From the PlasticsExchange (Chicago) perspective, last week’s spot resin trading activity was a bit disappointing. The market cooled, as buyers began to push back on the continual price increases, the organization reported in its Market Update. Some offers have been sticking around a little longer than in recent weeks and spot availability has become more liquid. As such, after about 10 weeks of steadily rising levels, transactional values only held steady and volumes were . . . meh.
|Image courtesy Cool Design/
The market is by no means over supplied in any polyethylene (PE) or polypropylene (PP) grades and many materials are still scarce, but there are signs of sentiment softening from still bullish toward neutral. It is very possible to see the upside enthusiasm rejuvenate, as overall availability is still categorized as tight and downstream inventories appear inadequate, but at the moment, the market is feeling a tad tired.
In the spot PE market, processor demand was lacking and truckloads were the predominant order size. PE pricing was steady across the board, as prices already reflect most of the current nickel increase. Several resellers that got ahead of the market relaxed their asking prices seeking orders.
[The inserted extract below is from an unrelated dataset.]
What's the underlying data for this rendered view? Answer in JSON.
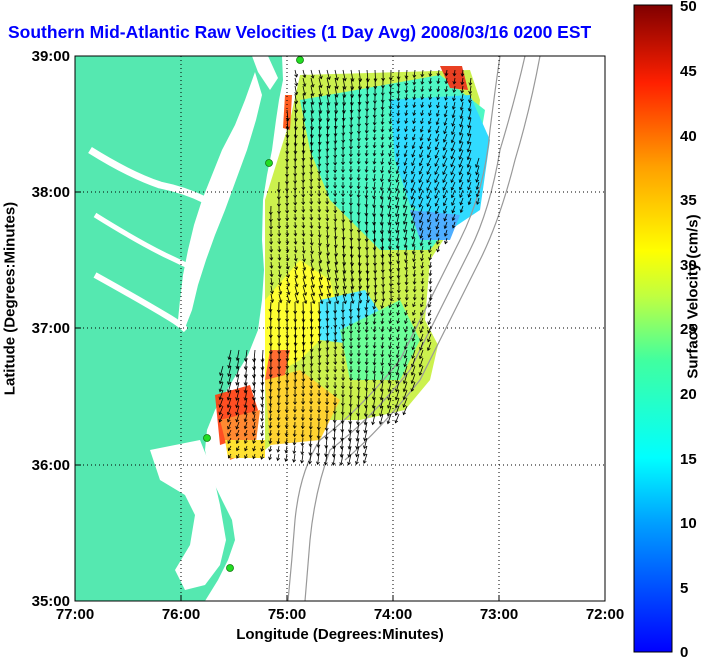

There have been very few prime railcars available in the secondary market, and those that ventured out offered no apparent discount to general contract levels.
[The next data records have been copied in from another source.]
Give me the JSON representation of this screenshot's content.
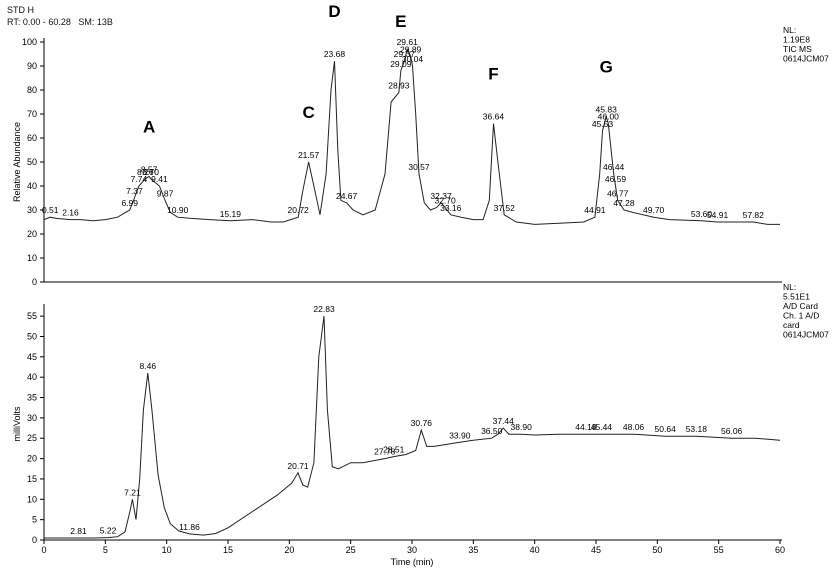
{
  "header": {
    "line1": "STD H",
    "line2": "RT: 0.00 - 60.28   SM: 13B"
  },
  "chart_data": [
    {
      "type": "line",
      "ylabel": "Relative Abundance",
      "xlim": [
        0,
        60
      ],
      "ylim": [
        0,
        100
      ],
      "yticks": [
        0,
        10,
        20,
        30,
        40,
        50,
        60,
        70,
        80,
        90,
        100
      ],
      "info": [
        "NL:",
        "1.19E8",
        "TIC  MS",
        "0614JCM07"
      ],
      "x": [
        0,
        0.51,
        1.0,
        2.16,
        3.0,
        4.0,
        5.0,
        6.0,
        6.99,
        7.37,
        7.74,
        8.26,
        8.57,
        8.7,
        9.41,
        9.87,
        10.3,
        10.9,
        12.0,
        13.5,
        15.19,
        17.0,
        18.5,
        19.5,
        20.72,
        21.1,
        21.57,
        22.0,
        22.5,
        23.0,
        23.4,
        23.68,
        23.95,
        24.2,
        24.67,
        25.2,
        26.0,
        27.0,
        27.8,
        28.3,
        28.93,
        29.09,
        29.37,
        29.61,
        29.89,
        30.04,
        30.3,
        30.57,
        31.0,
        31.5,
        32.0,
        32.37,
        32.7,
        33.16,
        34.0,
        35.0,
        35.8,
        36.3,
        36.64,
        37.0,
        37.52,
        38.5,
        40.0,
        42.0,
        44.0,
        44.91,
        45.3,
        45.53,
        45.83,
        46.0,
        46.44,
        46.59,
        46.77,
        47.28,
        48.0,
        49.7,
        51.0,
        53.6,
        54.91,
        56.0,
        57.82,
        59.0,
        60.0
      ],
      "y": [
        26,
        27,
        26.5,
        26,
        26,
        25.5,
        26,
        27,
        30,
        35,
        40,
        43,
        44,
        43,
        40,
        34,
        29,
        27,
        26.5,
        26,
        25.5,
        26,
        25,
        25,
        27,
        38,
        50,
        40,
        28,
        45,
        80,
        92,
        55,
        34,
        33,
        30,
        28,
        30,
        45,
        75,
        79,
        88,
        92,
        97,
        94,
        90,
        70,
        45,
        33,
        30,
        31,
        33,
        31,
        28,
        27,
        26,
        26,
        34,
        66,
        50,
        28,
        25,
        24,
        24.5,
        25,
        27,
        45,
        63,
        69,
        66,
        45,
        40,
        34,
        30,
        29,
        27,
        26,
        25.5,
        25,
        25,
        25,
        24,
        24
      ],
      "peak_labels": [
        {
          "x": 0.51,
          "y": 27,
          "text": "0.51"
        },
        {
          "x": 2.16,
          "y": 26,
          "text": "2.16"
        },
        {
          "x": 6.99,
          "y": 30,
          "text": "6.99"
        },
        {
          "x": 7.37,
          "y": 35,
          "text": "7.37"
        },
        {
          "x": 7.74,
          "y": 40,
          "text": "7.74"
        },
        {
          "x": 8.26,
          "y": 43,
          "text": "8.26"
        },
        {
          "x": 8.57,
          "y": 44,
          "text": "8.57"
        },
        {
          "x": 8.7,
          "y": 43,
          "text": "8.70"
        },
        {
          "x": 9.41,
          "y": 40,
          "text": "9.41"
        },
        {
          "x": 9.87,
          "y": 34,
          "text": "9.87"
        },
        {
          "x": 10.9,
          "y": 27,
          "text": "10.90"
        },
        {
          "x": 15.19,
          "y": 25.5,
          "text": "15.19"
        },
        {
          "x": 20.72,
          "y": 27,
          "text": "20.72"
        },
        {
          "x": 21.57,
          "y": 50,
          "text": "21.57"
        },
        {
          "x": 23.68,
          "y": 92,
          "text": "23.68"
        },
        {
          "x": 24.67,
          "y": 33,
          "text": "24.67"
        },
        {
          "x": 28.93,
          "y": 79,
          "text": "28.93"
        },
        {
          "x": 29.09,
          "y": 88,
          "text": "29.09"
        },
        {
          "x": 29.37,
          "y": 92,
          "text": "29.37"
        },
        {
          "x": 29.61,
          "y": 97,
          "text": "29.61"
        },
        {
          "x": 29.89,
          "y": 94,
          "text": "29.89"
        },
        {
          "x": 30.04,
          "y": 90,
          "text": "30.04"
        },
        {
          "x": 30.57,
          "y": 45,
          "text": "30.57"
        },
        {
          "x": 32.37,
          "y": 33,
          "text": "32.37"
        },
        {
          "x": 32.7,
          "y": 31,
          "text": "32.70"
        },
        {
          "x": 33.16,
          "y": 28,
          "text": "33.16"
        },
        {
          "x": 36.64,
          "y": 66,
          "text": "36.64"
        },
        {
          "x": 37.52,
          "y": 28,
          "text": "37.52"
        },
        {
          "x": 44.91,
          "y": 27,
          "text": "44.91"
        },
        {
          "x": 45.53,
          "y": 63,
          "text": "45.53"
        },
        {
          "x": 45.83,
          "y": 69,
          "text": "45.83"
        },
        {
          "x": 46.0,
          "y": 66,
          "text": "46.00"
        },
        {
          "x": 46.44,
          "y": 45,
          "text": "46.44"
        },
        {
          "x": 46.59,
          "y": 40,
          "text": "46.59"
        },
        {
          "x": 46.77,
          "y": 34,
          "text": "46.77"
        },
        {
          "x": 47.28,
          "y": 30,
          "text": "47.28"
        },
        {
          "x": 49.7,
          "y": 27,
          "text": "49.70"
        },
        {
          "x": 53.6,
          "y": 25.5,
          "text": "53.60"
        },
        {
          "x": 54.91,
          "y": 25,
          "text": "54.91"
        },
        {
          "x": 57.82,
          "y": 25,
          "text": "57.82"
        }
      ],
      "annotations": [
        {
          "x": 8.57,
          "y": 44,
          "text": "A"
        },
        {
          "x": 21.57,
          "y": 50,
          "text": "C"
        },
        {
          "x": 23.68,
          "y": 92,
          "text": "D"
        },
        {
          "x": 29.09,
          "y": 88,
          "text": "E"
        },
        {
          "x": 36.64,
          "y": 66,
          "text": "F"
        },
        {
          "x": 45.83,
          "y": 69,
          "text": "G"
        }
      ]
    },
    {
      "type": "line",
      "xlabel": "Time (min)",
      "ylabel": "milliVolts",
      "xlim": [
        0,
        60
      ],
      "xticks": [
        0,
        5,
        10,
        15,
        20,
        25,
        30,
        35,
        40,
        45,
        50,
        55,
        60
      ],
      "ylim": [
        0,
        57
      ],
      "yticks": [
        0,
        5,
        10,
        15,
        20,
        25,
        30,
        35,
        40,
        45,
        50,
        55
      ],
      "info": [
        "NL:",
        "5.51E1",
        "A/D Card",
        "Ch. 1  A/D",
        "card",
        "0614JCM07"
      ],
      "x": [
        0,
        1.0,
        2.81,
        4.0,
        5.22,
        6.0,
        6.6,
        7.0,
        7.21,
        7.5,
        7.8,
        8.1,
        8.46,
        8.8,
        9.3,
        9.8,
        10.3,
        11.0,
        11.86,
        13.0,
        14.0,
        15.0,
        17.0,
        19.0,
        20.2,
        20.71,
        21.1,
        21.5,
        22.0,
        22.4,
        22.83,
        23.1,
        23.5,
        24.0,
        25.0,
        26.0,
        27.78,
        28.51,
        29.5,
        30.3,
        30.76,
        31.2,
        31.8,
        33.9,
        35.0,
        36.5,
        37.0,
        37.44,
        37.9,
        38.9,
        40.0,
        42.0,
        44.18,
        45.44,
        48.06,
        50.64,
        53.18,
        56.06,
        58.0,
        60.0
      ],
      "y": [
        0.5,
        0.5,
        0.5,
        0.5,
        0.6,
        0.8,
        2.0,
        7.0,
        10.0,
        5.0,
        15.0,
        32.0,
        41.0,
        32.0,
        16.0,
        8.0,
        4.0,
        2.2,
        1.5,
        1.2,
        1.6,
        3.0,
        7.0,
        11.0,
        14.0,
        16.5,
        13.5,
        13.0,
        19.0,
        45.0,
        55.0,
        32.0,
        18.0,
        17.5,
        19.0,
        19.0,
        20.0,
        20.5,
        21.0,
        22.0,
        27.0,
        23.0,
        23.0,
        24.0,
        24.5,
        25.0,
        26.0,
        27.5,
        26.0,
        26.0,
        25.8,
        26.0,
        26.0,
        26.0,
        26.0,
        25.5,
        25.5,
        25.0,
        25.0,
        24.5
      ],
      "peak_labels": [
        {
          "x": 2.81,
          "y": 0.5,
          "text": "2.81"
        },
        {
          "x": 5.22,
          "y": 0.6,
          "text": "5.22"
        },
        {
          "x": 7.21,
          "y": 10,
          "text": "7.21"
        },
        {
          "x": 8.46,
          "y": 41,
          "text": "8.46"
        },
        {
          "x": 11.86,
          "y": 1.5,
          "text": "11.86"
        },
        {
          "x": 20.71,
          "y": 16.5,
          "text": "20.71"
        },
        {
          "x": 22.83,
          "y": 55,
          "text": "22.83"
        },
        {
          "x": 27.78,
          "y": 20,
          "text": "27.78"
        },
        {
          "x": 28.51,
          "y": 20.5,
          "text": "28.51"
        },
        {
          "x": 30.76,
          "y": 27,
          "text": "30.76"
        },
        {
          "x": 33.9,
          "y": 24,
          "text": "33.90"
        },
        {
          "x": 36.5,
          "y": 25,
          "text": "36.50"
        },
        {
          "x": 37.44,
          "y": 27.5,
          "text": "37.44"
        },
        {
          "x": 38.9,
          "y": 26,
          "text": "38.90"
        },
        {
          "x": 44.18,
          "y": 26,
          "text": "44.18"
        },
        {
          "x": 45.44,
          "y": 26,
          "text": "45.44"
        },
        {
          "x": 48.06,
          "y": 26,
          "text": "48.06"
        },
        {
          "x": 50.64,
          "y": 25.5,
          "text": "50.64"
        },
        {
          "x": 53.18,
          "y": 25.5,
          "text": "53.18"
        },
        {
          "x": 56.06,
          "y": 25,
          "text": "56.06"
        }
      ]
    }
  ]
}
PE producers remain firm in their intent to fully implement their $0.05/lb price increase for February contracts, which seems likely to take hold, according to the PlasticsExchange. Rising U.S. PE prices have challenged the high-volume, incremental export market, which had been a tremendous outlet for material. It probably will take another good surge in domestic demand or perhaps a supply disruption to press the market much higher and put the March $0.06/lb increase realistically into play.
The PP market has stalled in its ascent: The spot rally was fast and fierce, totaling about $0.15/lb in about 10 weeks. Even though PP supply/demand dynamics had turned bullish by mid-December, the increase in PP prices has been cost-push in nature. PGP jumped as much as $0.19/lb; PGP and PP contracts rose a dime in January, more than recouping the $0.04/lb December decline, and while February has yet to settle, the folks at PlasticsExchange expect a $0.06 to 0.08/lb adjustment to take hold.
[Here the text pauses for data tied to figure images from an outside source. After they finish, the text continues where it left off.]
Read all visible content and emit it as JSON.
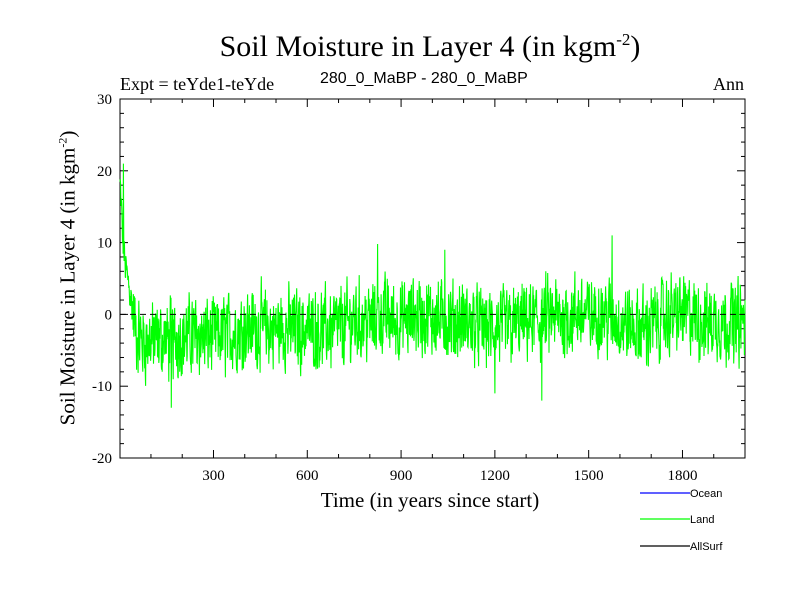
{
  "title": {
    "main": "Soil Moisture in Layer 4 (in kgm",
    "sup": "-2",
    "close": ")"
  },
  "subtitle_left": "Expt = teYde1-teYde",
  "subtitle_center": "280_0_MaBP - 280_0_MaBP",
  "subtitle_right": "Ann",
  "chart_data": {
    "type": "line",
    "title": "Soil Moisture in Layer 4 (in kgm-2)",
    "xlabel": "Time (in years since start)",
    "ylabel": "Soil Moisture in Layer 4 (in kgm-2)",
    "ylabel_parts": {
      "main": "Soil Moisture in Layer 4 (in kgm",
      "sup": "-2",
      "close": ")"
    },
    "xlim": [
      1,
      2000
    ],
    "ylim": [
      -20,
      30
    ],
    "x_ticks": [
      300,
      600,
      900,
      1200,
      1500,
      1800
    ],
    "y_ticks": [
      -20,
      -10,
      0,
      10,
      20,
      30
    ],
    "zero_line": {
      "y": 0,
      "style": "dashed"
    },
    "series": [
      {
        "name": "Ocean",
        "color": "#0000ff",
        "values": []
      },
      {
        "name": "Land",
        "color": "#00ff00",
        "x": [
          1,
          5,
          10,
          15,
          20,
          25,
          30,
          40,
          50,
          60,
          80,
          100,
          130,
          160,
          200,
          240,
          280,
          320,
          360,
          400,
          440,
          480,
          520,
          560,
          600,
          640,
          680,
          720,
          760,
          800,
          830,
          860,
          900,
          940,
          980,
          1020,
          1060,
          1100,
          1140,
          1180,
          1220,
          1260,
          1300,
          1340,
          1380,
          1420,
          1460,
          1500,
          1540,
          1580,
          1620,
          1660,
          1700,
          1740,
          1780,
          1820,
          1860,
          1900,
          1940,
          1980,
          2000
        ],
        "y_mean": [
          18,
          15,
          10,
          8,
          6,
          5,
          4,
          1,
          -2,
          -3,
          -4,
          -3.5,
          -3.5,
          -3.5,
          -3,
          -3,
          -3,
          -3,
          -2.5,
          -2,
          -2,
          -2,
          -2,
          -2,
          -2,
          -2,
          -2,
          -1.5,
          -1,
          -1,
          0,
          -0.5,
          -1,
          0,
          -0.5,
          -0.5,
          -1,
          -1,
          -1.5,
          -2,
          -2,
          -1.5,
          -1,
          -1,
          -0.5,
          -0.5,
          0,
          0,
          0,
          -0.5,
          -1.5,
          -2,
          -1.5,
          -0.5,
          0,
          0,
          -1,
          -1,
          -1,
          -1,
          -1
        ],
        "amplitude": 4.5,
        "peaks": [
          [
            12,
            21
          ],
          [
            825,
            9.8
          ],
          [
            1200,
            -11
          ],
          [
            1350,
            -12
          ],
          [
            1575,
            11
          ],
          [
            165,
            -13
          ],
          [
            1040,
            9
          ]
        ]
      },
      {
        "name": "AllSurf",
        "color": "#000000",
        "values": []
      }
    ],
    "legend": {
      "position": "bottom-right",
      "entries": [
        "Ocean",
        "Land",
        "AllSurf"
      ]
    }
  }
}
The PP monomer market has essentially been flat since mid-January, holding on to its lofty level, while the increased costs work their way downstream into resin. The sharp rise in feedstock costs appear to be keeping reactor rates in check, so PP supplies remain tight. Looking ahead into March, it seems that even if PGP costs begin to come off, current resin prices could be maintained. This can work well, as processors also need time to digest PP prices back up in the $0.50/lb and into the $0.60/lb range, providing the opportunity to pass it along to their own customers.